Elini uzattı. Eli köpek eli (ayağı) gibiydi. Kılları, köpek kılına benziyordu.
Kendisine sordum:
"Cinlerin yaratılışı böyle mi?"
"Cinler bilirler, onların içinde benden daha şiddetlisi yoktur."
Ona yine sordum:
"Bu yaptığın işe seni hamleden (mecbur edip iten) sebep nedir?"
O:
"Senin sadaka'yı seven bir kişi olduğun haberi bana ulaştı. Senin yiyeceklerinden bir nasip alıp yemek istedim" dedi.
Babam ona sordu:
"Bizi sizin (şer ve zararınızdan) ne korur? (Hangi ayet ve duayı okusak cinlerin şerrinden muhafaza ediliriz?)"
O:"Bakara süresinde olan şu ayeti Kerime:(Ayet ül-kürsiyi.) Kim bu Ayeti akşamleyin okursa, sabaha kadar bizden korunmuş olur. Ve kim bu ayeti sabahleyin okursa akşama kadar bizim zararımızdan korunmuş olur." dedi.

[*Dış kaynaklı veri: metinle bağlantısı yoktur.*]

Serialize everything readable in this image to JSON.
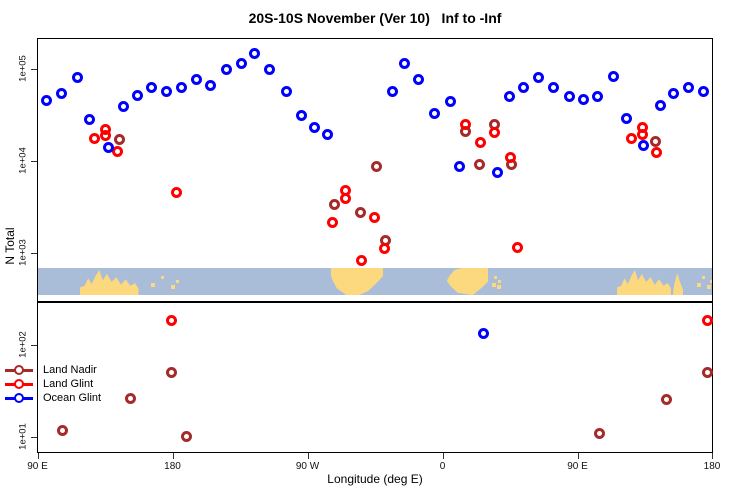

Sabah olduğunda babam gelip bunu Efendimiz (s.a.v.) hazretlerine haber verdi.
Efendimiz (s.a.v.) hazretleri şöyle buyurdular:
Habis (olan şeytan) doğru söylemiştir."
"Ayetü'l-Kürsi Cinni Ağaçtan İndirdi"
Rivayet olundu. Adamın biri bir ağaç veya hurma ağacına geldi. Orada bir hareket (ses) işitti. Adam seslendi. Adam Ayetü'l- Kürsi okumaya başladı. Bunun üzerine şeytan ağaçtan inip onun yanına geldi.
Adam şeytana (cine) sordu:
"Bizim bir hastamız var; onu ne ile tedavi edelim?"
Şeytan:
"Beni ağaçtan indirdiğin ayetle!" dedi.
Cinlere kıtlık isabet etmesi
Sahabelerden Zeyd bin Sabit (r.a.) hazretleri kendisine ait olan bir duvara cıktığında, orada gürültü ve kargaşa sesleri işitti.
Zeyd bin Sabit (r.a.) sordular:
"Nedir bu?"
Cinlerden bir adam cevap verdi:
"Efendim! Bize kıtlık isabet etti. Sizin meyvelerinizden nasiplenmek ve yemek istiyoruz! Meyvelerinizden yiyebilir miyiz?"
Zeyd bin Sabit (r.a.):
"Evet!" dedi.
Ve sordu:
"Bana haber verin! Sizin şerrinizden korunmak için ne okumalıyız?"
Cin:
"Ayetü'l-kürsi..." dedi.
Ayetü'l-Kürsi'nin Faydaları
Evet, Ayetü'l-Kürsi, cinlere karşı kendisinden istifade edilen ve yardımı görülen ayetlerin en büyüğüdür.
Sayılmayacak kadar birçok kişi tecrübe ettiler. Tecrübe edenler. Ayetü'l-Kürsi'nin (maddi ve manevi birçok) faydasını gördüler. İnsanın nefsinden ve sârâya tutulmuş olan kişilerden şeytanı tart etmek (kovmak), şeytanın (cinlerin kendisine musallat olup) göründüğü kişileri bu durumdan kurtarmak veya şeytanların emirlerine aldığı kişilerin ıslahı için Ayetü'l-Kürsi'nin çok beliğ bir tesiri vardır.
Mesela: Şehvet ehli, zevk ve sefa'ya dalanlar, kötülükleri dinleme erbabını, saz ve caz ehlini, zulüm ve gazap ehli (ve onların arkalarında gidenler) için de faydalıdır. Sıdk (samimi bir kalp ve iyi niyetle) bunların üzerine okunduğu zaman faydası görülecektir.